Fourthly, the appellant was understandably anxious to avoid the risk of conviction and of a sentence of immediate imprisonment. He therefore positively wanted to avoid the contested trial for which Mr Normanton was prepared, and which would have begun if the appellant had not entered his guilty pleas. Although the appellant asserts that his researches at the time caused him to believe that others were selling similar products and that PC Hemns was therefore expressing “a completely minority view”, it is not difficult to see why he was unwilling to contest a trial on that basis. He must have known that, if he gave evidence of his claimed belief that he was acting lawfully, he would have been severely tested in cross-examination.

Fifthly, even if (hypothetically) Margiotta had already been decided, and the appellant had wanted to maintain his not guilty pleas and argue the same point, the prosecution would in all probability have carried out more detailed testing of samples of the seized material, and the appellant was therefore at risk of there being clear evidence of a THC content of between 0.2% and 1.00%. True it is that further testing might have provided support for a Margiotta argument; but it is impossible to say that his defence would probably have succeeded.

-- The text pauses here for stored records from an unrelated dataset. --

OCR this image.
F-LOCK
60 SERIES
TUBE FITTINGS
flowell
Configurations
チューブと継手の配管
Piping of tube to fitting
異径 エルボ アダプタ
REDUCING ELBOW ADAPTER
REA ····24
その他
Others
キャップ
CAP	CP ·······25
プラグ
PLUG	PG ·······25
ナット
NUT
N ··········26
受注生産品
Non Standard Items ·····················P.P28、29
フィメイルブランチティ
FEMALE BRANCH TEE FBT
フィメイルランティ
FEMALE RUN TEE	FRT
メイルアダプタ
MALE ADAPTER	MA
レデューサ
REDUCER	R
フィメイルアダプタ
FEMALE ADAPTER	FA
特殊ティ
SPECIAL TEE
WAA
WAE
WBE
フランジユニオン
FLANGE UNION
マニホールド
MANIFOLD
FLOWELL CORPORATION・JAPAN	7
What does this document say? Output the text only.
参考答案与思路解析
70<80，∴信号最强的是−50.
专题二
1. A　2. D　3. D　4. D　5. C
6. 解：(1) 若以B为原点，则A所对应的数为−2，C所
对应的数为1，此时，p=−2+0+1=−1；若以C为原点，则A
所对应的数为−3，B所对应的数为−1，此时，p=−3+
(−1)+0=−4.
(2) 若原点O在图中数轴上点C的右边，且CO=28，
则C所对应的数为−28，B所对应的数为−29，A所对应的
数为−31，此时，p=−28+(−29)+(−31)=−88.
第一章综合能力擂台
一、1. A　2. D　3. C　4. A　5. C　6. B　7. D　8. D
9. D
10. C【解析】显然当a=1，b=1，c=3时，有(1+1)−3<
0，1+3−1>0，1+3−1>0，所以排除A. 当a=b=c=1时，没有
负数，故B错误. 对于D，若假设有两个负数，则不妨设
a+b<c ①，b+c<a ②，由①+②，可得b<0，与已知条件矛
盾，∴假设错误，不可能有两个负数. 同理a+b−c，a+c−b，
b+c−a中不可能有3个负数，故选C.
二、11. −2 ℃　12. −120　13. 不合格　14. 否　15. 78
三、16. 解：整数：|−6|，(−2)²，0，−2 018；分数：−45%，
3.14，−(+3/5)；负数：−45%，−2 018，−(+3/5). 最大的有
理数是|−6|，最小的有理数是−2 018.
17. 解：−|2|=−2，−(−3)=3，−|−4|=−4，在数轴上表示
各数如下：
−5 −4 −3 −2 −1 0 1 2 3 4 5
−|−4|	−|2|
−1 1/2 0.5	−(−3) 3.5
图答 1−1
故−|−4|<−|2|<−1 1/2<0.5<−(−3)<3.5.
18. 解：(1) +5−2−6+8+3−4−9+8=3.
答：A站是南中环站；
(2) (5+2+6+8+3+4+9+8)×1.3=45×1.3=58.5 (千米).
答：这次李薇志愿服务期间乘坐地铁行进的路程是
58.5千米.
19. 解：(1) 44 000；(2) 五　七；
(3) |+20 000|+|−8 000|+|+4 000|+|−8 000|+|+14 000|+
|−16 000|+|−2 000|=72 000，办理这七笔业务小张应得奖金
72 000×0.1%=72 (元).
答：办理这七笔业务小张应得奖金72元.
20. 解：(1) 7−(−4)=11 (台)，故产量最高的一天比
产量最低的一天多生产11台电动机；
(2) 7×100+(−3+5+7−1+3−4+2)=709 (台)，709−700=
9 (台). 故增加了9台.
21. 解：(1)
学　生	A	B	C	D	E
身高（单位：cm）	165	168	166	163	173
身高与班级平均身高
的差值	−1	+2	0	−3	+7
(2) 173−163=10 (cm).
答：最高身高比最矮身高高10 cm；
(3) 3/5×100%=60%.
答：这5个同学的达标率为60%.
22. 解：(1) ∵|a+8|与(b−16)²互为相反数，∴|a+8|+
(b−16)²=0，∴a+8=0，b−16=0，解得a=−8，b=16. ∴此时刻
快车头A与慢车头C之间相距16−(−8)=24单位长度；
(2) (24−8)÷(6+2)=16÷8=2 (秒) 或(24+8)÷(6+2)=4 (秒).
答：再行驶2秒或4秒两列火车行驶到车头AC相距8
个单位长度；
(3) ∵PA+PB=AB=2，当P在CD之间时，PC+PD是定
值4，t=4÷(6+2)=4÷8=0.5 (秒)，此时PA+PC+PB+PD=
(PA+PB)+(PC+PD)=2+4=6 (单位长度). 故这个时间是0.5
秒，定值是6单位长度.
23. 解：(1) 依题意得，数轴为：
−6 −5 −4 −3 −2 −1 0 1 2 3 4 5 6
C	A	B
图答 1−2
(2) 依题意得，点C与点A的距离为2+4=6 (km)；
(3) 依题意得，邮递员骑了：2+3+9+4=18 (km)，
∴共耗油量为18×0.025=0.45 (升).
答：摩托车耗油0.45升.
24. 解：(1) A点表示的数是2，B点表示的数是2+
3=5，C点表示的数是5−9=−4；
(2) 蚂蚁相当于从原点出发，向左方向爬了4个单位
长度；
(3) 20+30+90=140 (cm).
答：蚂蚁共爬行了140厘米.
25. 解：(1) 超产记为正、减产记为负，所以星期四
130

As it is, the effect of his guilty pleas was that no further testing was necessary and the samples were destroyed within a short time after the sentencing hearing.

We reject the submission that the guilty pleas were equivocal. They were not. Having been advised, the appellant chose to abandon any possible defence and to enter guilty pleas, and he did so without any qualification. He wished to be, and in due course was, sentenced on a particular basis; but that did not render his pleas equivocal. Neither his legal representatives nor the judge were under any obligation to treat the basis of plea as a reason for not accepting the guilty pleas; and – importantly – the appellant did not want them to do so.

We also reject the submission that the appellant should have been given more encouraging advice as to the strength of the defences which were open to him. For the reasons we have given, he could not properly have been advised that either defence would probably succeed, and his reasons for wanting to avoid a trial would still have existed. He has therefore suffered no injustice at all, let alone the clear injustice required by the principle in Boal.

As to ground 4, we make the initial observation that, as Mr Ray KC rightly recognised, this too is an argument which will not be available in future, as arts. 34 and 36 no longer have direct effect in this country. But even at the time of the appellant’s guilty pleas, it follows from what we have said above that the law, though no doubt unwelcome to the appellant, was not unclear. The importation, possession and supply of cannabis were prohibited by the MDA 1971. That Act clearly defines what cannabis is, in terms which do not depend on THC being present at a particular level (see paragraph 20 above). The appellant now accepts that the herbal material which he imported was cannabis. The appellant was expressly warned that he appeared to be selling products covered by the Act. Instead of seeking further legal advice, or commissioning specific testing of the material he was importing, or applying for a licence, he carried on his business. He did not proceed on the basis that the law was uncertain: he decided that the law was clearly in his favour, and took it upon himself to dismiss PC Hemns as “not knowing what he was talking about”.

It was for those reasons that we rejected each of the grounds of appeal and dismissed the appeal.